Perhaps this was what Vinya wanted to tell him, Ganeshrao thought, looking at him from the corner of his eyes.
When his turn came in the queue at the counter, Ganeshrao handed the slip on which he had written his name, address and purpose of visit. Then, turning back, he tried to spot a vacant chair in the lounge. There was none. He looked all over. He also walked around the lounge. He couldn’t find a single unoccupied chair. Vinya was standing at the door giving his father an angry stare. At last Ganeshrao began to avoid his son’s angry and annoyed stare.
“Ganeshrao, Sir,” suddenly a voice sounded from behind.
Ganeshrao turned in surprise.
Good, at least there was someone here who recognised him.
He felt relieved. Before turning back, he threw a glance at his son. There was no change in the expression on his son’s face. When he turned he saw that a villager, calling him, had got up from his chair. He could not place him. Perhaps the villager had recognised him. In the course of job one comes across thousands of persons. It is impossible to remember each and every one of them. Moreover, with his advancing age his memory also had not remained sharp as before.
He smiled at the villager.
“Come, Sir…have this seat,” the villager offered him his chair.
Happily he walked to the villager. He was truly touched. Patting the villager affectionately on his back, he said, “Oh,.let it be. Remain seated. I’ll go and wait outside.”

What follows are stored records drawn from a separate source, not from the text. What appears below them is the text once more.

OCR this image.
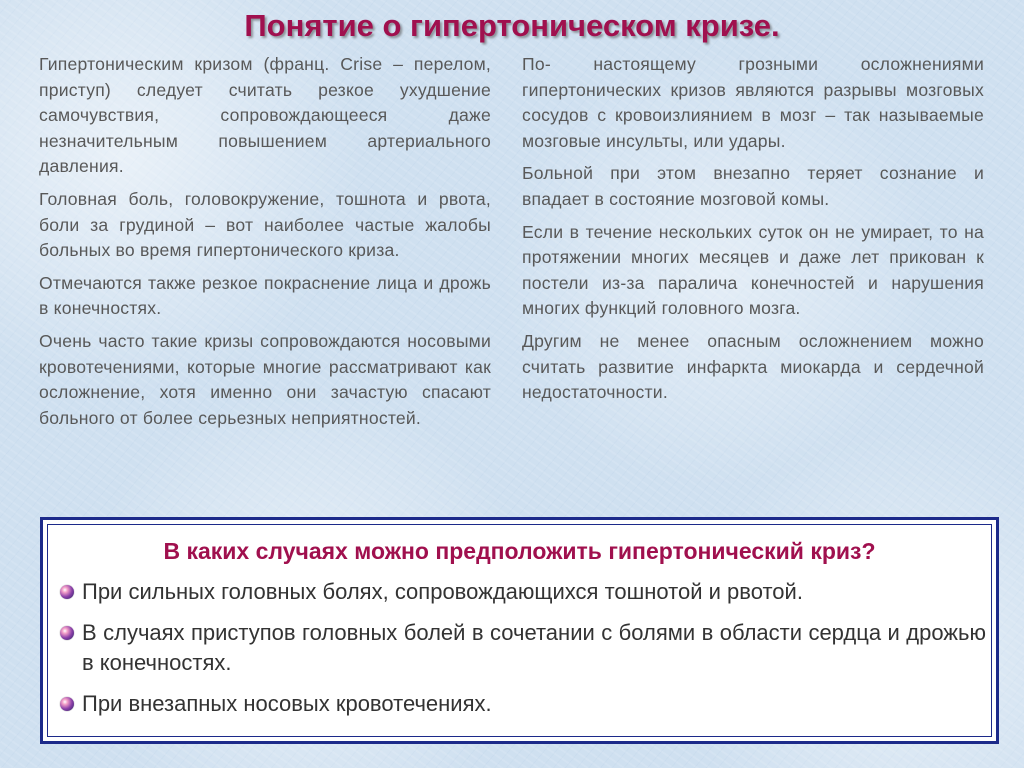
Понятие о гипертоническом кризе.

Гипертоническим кризом (франц. Crise – перелом, приступ) следует считать резкое ухудшение самочувствия, сопровождающееся даже незначительным повышением артериального давления.

Головная боль, головокружение, тошнота и рвота, боли за грудиной – вот наиболее частые жалобы больных во время гипертонического криза.

Отмечаются также резкое покраснение лица и дрожь в конечностях.

Очень часто такие кризы сопровождаются носовыми кровотечениями, которые многие рассматривают как осложнение, хотя именно они зачастую спасают больного от более серьезных неприятностей.

По- настоящему грозными осложнениями гипертонических кризов являются разрывы мозговых сосудов с кровоизлиянием в мозг – так называемые мозговые инсульты, или удары.

Больной при этом внезапно теряет сознание и впадает в состояние мозговой комы.

Если в течение нескольких суток он не умирает, то на протяжении многих месяцев и даже лет прикован к постели из-за паралича конечностей и нарушения многих функций головного мозга.

Другим не менее опасным осложнением можно считать развитие инфаркта миокарда и сердечной недостаточности.

В каких случаях можно предположить гипертонический криз?
При сильных головных болях, сопровождающихся тошнотой и рвотой.
В случаях приступов головных болей в сочетании с болями в области сердца и дрожью в конечностях.
При внезапных носовых кровотечениях.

“No, Sir. How can that be? You, remaining standing and I sitting in this chair? Please, Sir, take the chair,” he offered politely.
“It did not seem proper to make the villager get up from his seat. He could not however, refuse his repeated pleadings. Finally, gratefully accepting his repeated pleadings he took the chair. After occupying it he looked at the door. He could not see his son there. Perhaps he must have gone out, to stand in the cool breeze.
“I’ll be outside, Sir,” the villager said and he, too, went out of the lounge.
He walked away so quickly that Ganeshrao did not even have an opportunity to thank him.